A recent article in the Richland Source,“UMADAOP’s CLFC program cultivates, strengthens healthy family bonds,” identifies Ohio University’s Voinovich School of Leadership and Public Affairs as a partner in evaluating the Creating Lasting Family Connections® (CLFC) program offered by the Federation of Urban Minority Alcoholism and Drug Abuse Outreach Programs (UMADAOP).
As partners in Ohio’s Children of Incarcerated Parents (CIP) Initiative, the Voinovich School Programmatic Partnership for Community-Based Prevention worked with the UMADAOPs and Ohio Department of Mental Health and Addiction Services (OhioMHAS) Office of Prevention and Wellness to provide training, technical assistance, and evaluation support for service providers working with families where one or more parents have experienced criminal justice involvement. By building capacity among agencies and organizations implementing the CLFC program, they helped to build the infrastructure necessary for coalitions, faith-based organizations and service providers working in the correctional, criminal justice, court and reentry systems to embed evidence-based programming into their current service systems.

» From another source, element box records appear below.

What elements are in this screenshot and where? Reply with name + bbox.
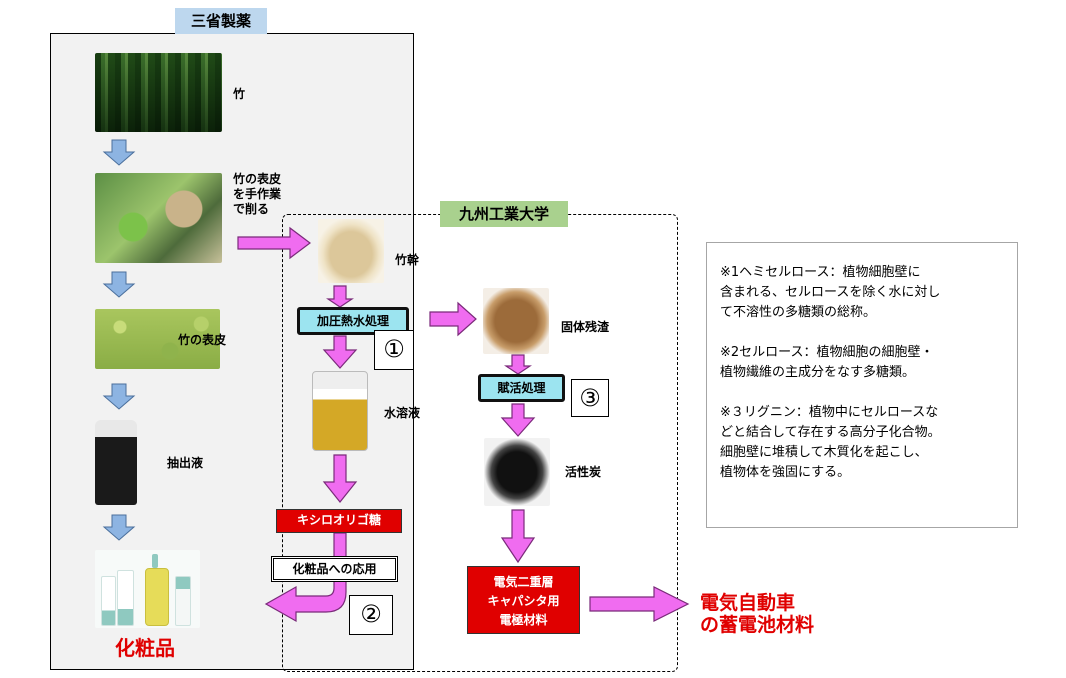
aqueous-solution-photo [312, 371, 368, 451]
peeling-photo [95, 173, 222, 263]
marker-three: ③ [571, 379, 609, 417]
note3-line1: ※３リグニン：植物中にセルロースな [720, 405, 939, 420]
label-extract: 抽出液 [167, 456, 204, 470]
label-skin: 竹の表皮 [178, 333, 227, 347]
label-peel-line1: 竹の表皮 [233, 172, 282, 186]
label-activated-carbon: 活性炭 [565, 465, 602, 479]
note3-line4: 植物体を強固にする。 [720, 465, 851, 480]
pink-arrow-hydro-down [322, 335, 358, 369]
blue-arrows [102, 139, 136, 541]
cosmetic-application-box: 化粧品への応用 [271, 556, 398, 582]
pink-arrow-curve [264, 532, 347, 623]
solid-residue-photo [483, 288, 549, 354]
note2-line2: 植物繊維の主成分をなす多糖類。 [720, 365, 916, 380]
pink-arrow-to-trunk [237, 226, 311, 260]
activation-box: 賦活処理 [478, 374, 565, 402]
label-solid-residue: 固体残渣 [561, 320, 610, 334]
label-peel: 竹の表皮 を手作業 で削る [233, 172, 281, 217]
note1-line2: 含まれる、セルロースを除く水に対し [720, 285, 941, 300]
blue-arrow-3 [102, 383, 136, 410]
label-aqueous: 水溶液 [384, 406, 421, 420]
label-peel-line2: を手作業 [233, 187, 282, 201]
xylo-oligo-box: キシロオリゴ糖 [276, 509, 402, 533]
note-lignin: ※３リグニン：植物中にセルロースな どと結合して存在する高分子化合物。 細胞壁に… [720, 403, 1005, 483]
electrode-line2: キャパシタ用 [487, 594, 560, 608]
note2-line1: ※2セルロース：植物細胞の細胞壁・ [720, 345, 934, 360]
note1-line1: ※1ヘミセルロース：植物細胞壁に [720, 265, 921, 280]
note3-line3: 細胞壁に堆積して木質化を起こし、 [720, 445, 928, 460]
bamboo-forest-photo [95, 53, 222, 132]
pink-arrow-to-residue [429, 301, 477, 337]
label-peel-line3: で削る [233, 202, 270, 216]
blue-arrow-1 [102, 139, 136, 166]
ev-battery-label: 電気自動車 の蓄電池材料 [700, 592, 814, 636]
cosmetic-bottle-oil [145, 568, 169, 626]
note1-line3: て不溶性の多糖類の総称。 [720, 305, 877, 320]
cosmetic-tube-1 [101, 576, 116, 626]
electrode-line1: 電気二重層 [493, 575, 554, 589]
electrode-material-box: 電気二重層 キャパシタ用 電極材料 [467, 566, 580, 634]
hydro-process-box: 加圧熱水処理 [297, 307, 409, 335]
marker-two: ② [349, 595, 393, 635]
cosmetic-tube-2 [117, 570, 134, 626]
pink-arrow-aqueous-down [322, 454, 358, 503]
pink-arrows [237, 226, 690, 623]
note3-line2: どと結合して存在する高分子化合物。 [720, 425, 941, 440]
ev-line2: の蓄電池材料 [700, 614, 815, 636]
electrode-line3: 電極材料 [499, 613, 548, 627]
cosmetic-bottle-small [175, 576, 191, 626]
kyutech-title: 九州工業大学 [440, 201, 568, 227]
note-cellulose: ※2セルロース：植物細胞の細胞壁・ 植物繊維の主成分をなす多糖類。 [720, 343, 1005, 383]
cosmetic-product-label: 化粧品 [115, 636, 175, 660]
pink-arrow-residue-down [504, 354, 532, 375]
pink-arrow-to-ev [589, 586, 690, 622]
pink-arrow-activation-down [500, 403, 536, 437]
pink-arrow-trunk-down [326, 285, 354, 308]
pink-arrow-carbon-down [500, 509, 536, 564]
blue-arrow-2 [102, 271, 136, 298]
label-trunk: 竹幹 [395, 253, 420, 267]
ev-line1: 電気自動車 [700, 592, 796, 614]
label-bamboo: 竹 [233, 87, 246, 101]
activated-carbon-photo [484, 438, 550, 506]
bamboo-trunk-powder-photo [318, 219, 384, 283]
notes-box: ※1ヘミセルロース：植物細胞壁に 含まれる、セルロースを除く水に対し て不溶性の… [706, 242, 1018, 528]
cosmetic-pump [152, 554, 158, 568]
bamboo-skin-photo [95, 309, 220, 369]
extract-bottle-photo [95, 420, 137, 505]
sansei-title: 三省製薬 [175, 8, 267, 34]
marker-one: ① [374, 330, 414, 370]
note-hemicellulose: ※1ヘミセルロース：植物細胞壁に 含まれる、セルロースを除く水に対し て不溶性の… [720, 263, 1005, 323]
blue-arrow-4 [102, 514, 136, 541]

The CLFC Curriculum Series was rolled out statewide at the end of 2015 as a training grant by officials from OhioMHAS, as the focal point of their CIP Initiative. This program aims to increase personal and family strengthening skills among offenders and restored citizens to support a successful transition back to family and community. The CIP Initiative was expanded in 2017 with funding from the 21st Century CURES Act to include capacity building and funding for implementation. The initiative continues today with a full complement of services to facilitate the implementation of CLFC inside Ohio Department of Rehabilitation and Correction Institutions and also in community settings throughout the state.
Research associate Holly Craycraft leads the evaluation of CLFC as part of the Voinovich School’s Programmatic Partnership for Community Based Prevention, which is directed by Dr. Holly Raffle. The School is collaborating with the Pacific Institute for Research and Evaluation and SheRay’s and Associates to provide support for the CIP Initiative.
“I am extremely proud of the continued expansion of the CIP Initiative throughout the state. We collaborate with an amazing group of partners, and being part of a project that is positively impacting the lives of restored citizens is both rewarding and inspirational,” Craycraft said.